John A by Richard J. Gwyn

John A by Richard J. Gwyn

Author:Richard J. Gwyn
Language: eng
Format: epub
ISBN: 9780307371355
Publisher: Random House of Canada
Published: 2008-08-23T16:00:00+00:00


That Britain might, if not actually abandon Canada, then gently but firmly pull itself back from a close embrace in order to position itself nearer to the United States, challenges the generally presented view of Canada as the nineteenth-century linchpin of the British Empire. After all, without Canada, the Empire would no longer stretch around the world in an unbroken chain on which the sun never set. At the time, though, such a gap would not have mattered that much—simply because the Empire did not matter that much to the British themselves.

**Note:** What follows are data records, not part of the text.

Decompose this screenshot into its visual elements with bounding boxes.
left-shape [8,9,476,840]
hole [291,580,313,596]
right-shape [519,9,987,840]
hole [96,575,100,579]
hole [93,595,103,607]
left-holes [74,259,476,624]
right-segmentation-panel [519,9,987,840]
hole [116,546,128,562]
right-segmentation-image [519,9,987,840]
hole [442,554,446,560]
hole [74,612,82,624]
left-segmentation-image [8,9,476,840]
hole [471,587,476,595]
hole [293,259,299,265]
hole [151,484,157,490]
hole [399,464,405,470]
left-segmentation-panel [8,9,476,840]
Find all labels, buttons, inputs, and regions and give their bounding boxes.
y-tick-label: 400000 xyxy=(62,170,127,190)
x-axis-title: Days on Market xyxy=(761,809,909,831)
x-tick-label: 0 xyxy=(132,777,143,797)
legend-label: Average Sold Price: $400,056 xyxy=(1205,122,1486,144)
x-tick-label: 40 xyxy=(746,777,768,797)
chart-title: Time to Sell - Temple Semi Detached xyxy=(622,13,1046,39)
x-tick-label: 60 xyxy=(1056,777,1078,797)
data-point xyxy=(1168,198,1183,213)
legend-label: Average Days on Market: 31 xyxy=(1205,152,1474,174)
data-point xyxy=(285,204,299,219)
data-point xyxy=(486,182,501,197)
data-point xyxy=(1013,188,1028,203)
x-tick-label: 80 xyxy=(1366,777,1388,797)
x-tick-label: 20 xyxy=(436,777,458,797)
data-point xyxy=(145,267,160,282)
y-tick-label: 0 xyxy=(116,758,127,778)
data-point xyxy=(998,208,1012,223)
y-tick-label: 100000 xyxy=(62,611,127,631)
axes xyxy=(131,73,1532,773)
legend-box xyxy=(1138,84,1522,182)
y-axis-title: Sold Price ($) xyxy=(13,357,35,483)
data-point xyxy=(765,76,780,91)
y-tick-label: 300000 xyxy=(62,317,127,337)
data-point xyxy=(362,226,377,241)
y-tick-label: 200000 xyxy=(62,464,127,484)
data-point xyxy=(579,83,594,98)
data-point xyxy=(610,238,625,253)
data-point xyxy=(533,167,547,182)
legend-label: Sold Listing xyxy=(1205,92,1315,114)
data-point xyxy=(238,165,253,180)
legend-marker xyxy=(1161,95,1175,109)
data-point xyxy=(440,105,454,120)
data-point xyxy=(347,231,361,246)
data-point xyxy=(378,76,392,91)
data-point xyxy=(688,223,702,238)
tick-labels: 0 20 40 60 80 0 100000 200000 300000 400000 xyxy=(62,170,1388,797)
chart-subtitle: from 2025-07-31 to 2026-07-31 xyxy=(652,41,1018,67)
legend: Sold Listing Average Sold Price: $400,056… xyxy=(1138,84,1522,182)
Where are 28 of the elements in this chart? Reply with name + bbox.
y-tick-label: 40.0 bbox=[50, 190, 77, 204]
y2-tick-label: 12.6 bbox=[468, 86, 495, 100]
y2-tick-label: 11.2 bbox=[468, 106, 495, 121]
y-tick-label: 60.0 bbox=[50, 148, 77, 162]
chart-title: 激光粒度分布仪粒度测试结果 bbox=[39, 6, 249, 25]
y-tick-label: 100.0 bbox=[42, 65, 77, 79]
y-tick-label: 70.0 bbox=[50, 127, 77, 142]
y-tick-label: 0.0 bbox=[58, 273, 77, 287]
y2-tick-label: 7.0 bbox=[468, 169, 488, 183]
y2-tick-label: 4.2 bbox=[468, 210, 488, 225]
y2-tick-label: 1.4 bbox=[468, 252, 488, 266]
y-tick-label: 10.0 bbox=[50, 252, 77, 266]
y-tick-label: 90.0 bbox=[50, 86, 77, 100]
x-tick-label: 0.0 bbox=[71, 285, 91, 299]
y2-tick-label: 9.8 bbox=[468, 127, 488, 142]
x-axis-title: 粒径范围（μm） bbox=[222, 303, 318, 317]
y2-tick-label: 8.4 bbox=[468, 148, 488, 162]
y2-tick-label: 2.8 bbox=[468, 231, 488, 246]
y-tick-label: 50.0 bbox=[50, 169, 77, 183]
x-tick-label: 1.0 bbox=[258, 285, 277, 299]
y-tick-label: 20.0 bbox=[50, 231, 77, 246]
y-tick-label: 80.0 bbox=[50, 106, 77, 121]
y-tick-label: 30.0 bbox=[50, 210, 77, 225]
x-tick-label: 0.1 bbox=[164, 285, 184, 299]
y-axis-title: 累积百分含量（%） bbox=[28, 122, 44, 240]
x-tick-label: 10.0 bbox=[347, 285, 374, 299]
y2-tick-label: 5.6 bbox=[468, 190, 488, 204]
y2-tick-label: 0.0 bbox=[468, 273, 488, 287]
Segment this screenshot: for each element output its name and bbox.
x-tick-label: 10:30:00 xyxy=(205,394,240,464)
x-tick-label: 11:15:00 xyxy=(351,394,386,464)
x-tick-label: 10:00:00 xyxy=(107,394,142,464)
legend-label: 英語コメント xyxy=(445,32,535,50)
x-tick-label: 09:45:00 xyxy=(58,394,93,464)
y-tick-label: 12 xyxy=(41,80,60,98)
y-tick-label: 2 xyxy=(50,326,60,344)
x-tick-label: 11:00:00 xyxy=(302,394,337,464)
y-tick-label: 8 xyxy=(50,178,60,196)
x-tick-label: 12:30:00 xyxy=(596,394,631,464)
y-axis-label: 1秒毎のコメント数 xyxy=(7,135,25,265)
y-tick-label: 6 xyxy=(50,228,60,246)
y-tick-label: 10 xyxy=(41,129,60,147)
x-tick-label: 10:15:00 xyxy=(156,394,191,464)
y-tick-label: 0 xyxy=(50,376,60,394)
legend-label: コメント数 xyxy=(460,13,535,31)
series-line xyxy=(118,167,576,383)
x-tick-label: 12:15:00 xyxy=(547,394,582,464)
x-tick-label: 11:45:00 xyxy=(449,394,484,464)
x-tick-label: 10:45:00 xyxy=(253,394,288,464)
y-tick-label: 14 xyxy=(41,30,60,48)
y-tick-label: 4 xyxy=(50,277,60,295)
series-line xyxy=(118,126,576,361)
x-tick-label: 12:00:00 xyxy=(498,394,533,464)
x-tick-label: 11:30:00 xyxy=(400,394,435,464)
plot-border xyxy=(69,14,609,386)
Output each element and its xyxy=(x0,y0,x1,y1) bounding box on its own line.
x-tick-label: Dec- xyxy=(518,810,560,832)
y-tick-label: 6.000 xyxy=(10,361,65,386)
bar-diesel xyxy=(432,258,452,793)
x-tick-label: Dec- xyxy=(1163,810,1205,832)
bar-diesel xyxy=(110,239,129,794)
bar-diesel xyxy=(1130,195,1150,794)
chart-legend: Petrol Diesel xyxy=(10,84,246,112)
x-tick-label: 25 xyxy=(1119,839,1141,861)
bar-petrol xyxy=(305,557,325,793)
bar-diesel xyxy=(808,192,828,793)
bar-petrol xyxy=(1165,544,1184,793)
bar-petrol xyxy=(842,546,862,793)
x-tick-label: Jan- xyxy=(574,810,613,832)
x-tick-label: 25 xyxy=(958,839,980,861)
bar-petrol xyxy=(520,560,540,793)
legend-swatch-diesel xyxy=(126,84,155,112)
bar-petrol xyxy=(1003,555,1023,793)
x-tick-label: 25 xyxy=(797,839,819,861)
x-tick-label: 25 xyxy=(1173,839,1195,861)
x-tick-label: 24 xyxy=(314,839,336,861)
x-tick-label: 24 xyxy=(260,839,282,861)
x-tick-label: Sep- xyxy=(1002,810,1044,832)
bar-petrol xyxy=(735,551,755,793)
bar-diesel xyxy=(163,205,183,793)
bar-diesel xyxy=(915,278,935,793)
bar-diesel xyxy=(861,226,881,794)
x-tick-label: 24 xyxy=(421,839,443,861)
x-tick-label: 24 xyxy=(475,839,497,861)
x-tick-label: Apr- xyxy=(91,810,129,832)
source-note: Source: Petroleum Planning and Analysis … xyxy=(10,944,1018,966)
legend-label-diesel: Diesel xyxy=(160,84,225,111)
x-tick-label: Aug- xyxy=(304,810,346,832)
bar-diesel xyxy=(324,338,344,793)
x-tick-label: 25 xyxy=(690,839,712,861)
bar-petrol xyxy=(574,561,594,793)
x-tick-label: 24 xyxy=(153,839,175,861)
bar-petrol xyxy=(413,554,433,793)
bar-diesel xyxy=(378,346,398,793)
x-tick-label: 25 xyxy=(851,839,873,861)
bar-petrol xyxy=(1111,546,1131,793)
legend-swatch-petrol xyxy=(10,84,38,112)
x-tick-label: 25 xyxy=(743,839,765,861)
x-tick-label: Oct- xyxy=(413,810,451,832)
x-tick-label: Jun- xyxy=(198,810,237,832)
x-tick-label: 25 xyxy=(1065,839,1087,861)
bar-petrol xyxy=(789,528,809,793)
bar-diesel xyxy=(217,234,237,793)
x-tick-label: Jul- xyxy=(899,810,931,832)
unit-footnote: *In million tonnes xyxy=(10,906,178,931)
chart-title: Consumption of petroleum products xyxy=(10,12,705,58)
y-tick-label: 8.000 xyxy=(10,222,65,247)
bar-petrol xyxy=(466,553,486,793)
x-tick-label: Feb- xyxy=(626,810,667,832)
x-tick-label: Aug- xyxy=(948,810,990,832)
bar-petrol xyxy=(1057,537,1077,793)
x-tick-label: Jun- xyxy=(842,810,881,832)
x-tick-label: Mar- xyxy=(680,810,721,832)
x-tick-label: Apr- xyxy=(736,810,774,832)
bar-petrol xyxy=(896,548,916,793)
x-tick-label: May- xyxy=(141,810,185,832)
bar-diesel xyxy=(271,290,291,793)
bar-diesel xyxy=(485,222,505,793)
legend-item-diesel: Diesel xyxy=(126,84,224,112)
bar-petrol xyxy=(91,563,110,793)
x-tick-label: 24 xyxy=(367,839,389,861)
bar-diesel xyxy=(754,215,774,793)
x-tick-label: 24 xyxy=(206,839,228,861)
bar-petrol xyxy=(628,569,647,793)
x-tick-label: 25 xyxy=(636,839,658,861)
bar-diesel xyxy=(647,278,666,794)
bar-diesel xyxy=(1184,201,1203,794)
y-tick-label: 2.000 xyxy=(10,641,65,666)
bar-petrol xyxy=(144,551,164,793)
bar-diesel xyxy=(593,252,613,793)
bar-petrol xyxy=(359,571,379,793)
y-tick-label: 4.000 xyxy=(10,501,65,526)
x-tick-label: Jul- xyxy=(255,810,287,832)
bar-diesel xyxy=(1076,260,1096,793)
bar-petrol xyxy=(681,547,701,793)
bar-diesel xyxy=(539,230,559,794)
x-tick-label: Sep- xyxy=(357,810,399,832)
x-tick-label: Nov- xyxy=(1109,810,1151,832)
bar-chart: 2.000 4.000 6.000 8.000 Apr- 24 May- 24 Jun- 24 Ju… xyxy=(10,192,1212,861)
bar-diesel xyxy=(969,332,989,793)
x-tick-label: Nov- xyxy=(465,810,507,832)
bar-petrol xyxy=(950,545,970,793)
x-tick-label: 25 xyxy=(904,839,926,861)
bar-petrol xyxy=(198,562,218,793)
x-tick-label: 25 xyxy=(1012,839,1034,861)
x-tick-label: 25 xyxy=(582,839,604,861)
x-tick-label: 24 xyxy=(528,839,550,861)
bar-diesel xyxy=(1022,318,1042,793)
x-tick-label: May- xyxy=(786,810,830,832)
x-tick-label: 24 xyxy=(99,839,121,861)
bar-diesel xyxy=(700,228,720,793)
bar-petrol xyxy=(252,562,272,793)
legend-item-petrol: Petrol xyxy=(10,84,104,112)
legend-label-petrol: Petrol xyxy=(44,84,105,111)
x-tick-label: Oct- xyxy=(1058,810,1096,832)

The British Empire of the mid-1860s was not at all the Empire of bugles and banners and thin red lines that has been handed down in the history books. These flummeries existed then, but the Empire itself did not really exist. It did physically, of course. Britain was the global hegemon: it accounted for one-third of the world’s industrial output; its Royal Navy policed the seas; and London was easily the world’s largest and richest city. Moreover, the British Empire possessed the aura of having defeated Napoleon (a glory now fading fast) and the moral aura of having deployed the Royal Navy to sweep slavery from the high seas.*99

But it didn’t exist psychically. Rather than an empire, what Britain owned then was an agglomeration of territories acquired or conquered or bought or swapped or stolen “in a fit of absence of mind,” to use the famous phrase.*100 The British Empire, in the term’s ordinary meaning—the one it took Canada until the Statute of Westminster of 1931 to gain full independence from—didn’t come into being until the 1870s. Its birth is commonly dated to Disraeli’s purchase of the Suez Canal shares in 1875, although a better date might be 1872, when Disraeli turned imperialism into Britain’s political litmus test—and not coincidentally won power for himself—by attacking the Liberals, and his arch-rival Gladstone, for seeking “the disintegration of the Empire of England.”†101

Before this time, the British were quite uncertain whether they wanted to have an empire. The country was divided between “Big Englanders” like Disraeli and “Little Englanders,” who reckoned that any empire imposed far greater costs on Britain than benefits. Intellectually, the Little Englanders made all the running; they won a key argument over free trade in the 1840s, after which Britain’s trade no longer followed the flag but chased after profits anywhere. Disraeli himself spoke at times in the tones of a Little Englander; in 1852 he described the colonies as “a millstone around our necks.” As late as 1866 he reasoned from the emergence of a united Germany and a rising Russia that “power and influence we should exercise in Asia, consequently in Eastern Europe, consequently in Western Europe; but what is the use of these colonial deadweights which we do not govern?”(The peak of the Little Englanders came in 1868–72, when such views were held not just by Gladstone, then the prime minister, but also by his chancellor of the Exchequer, the foreign secretary and the colonial secretary.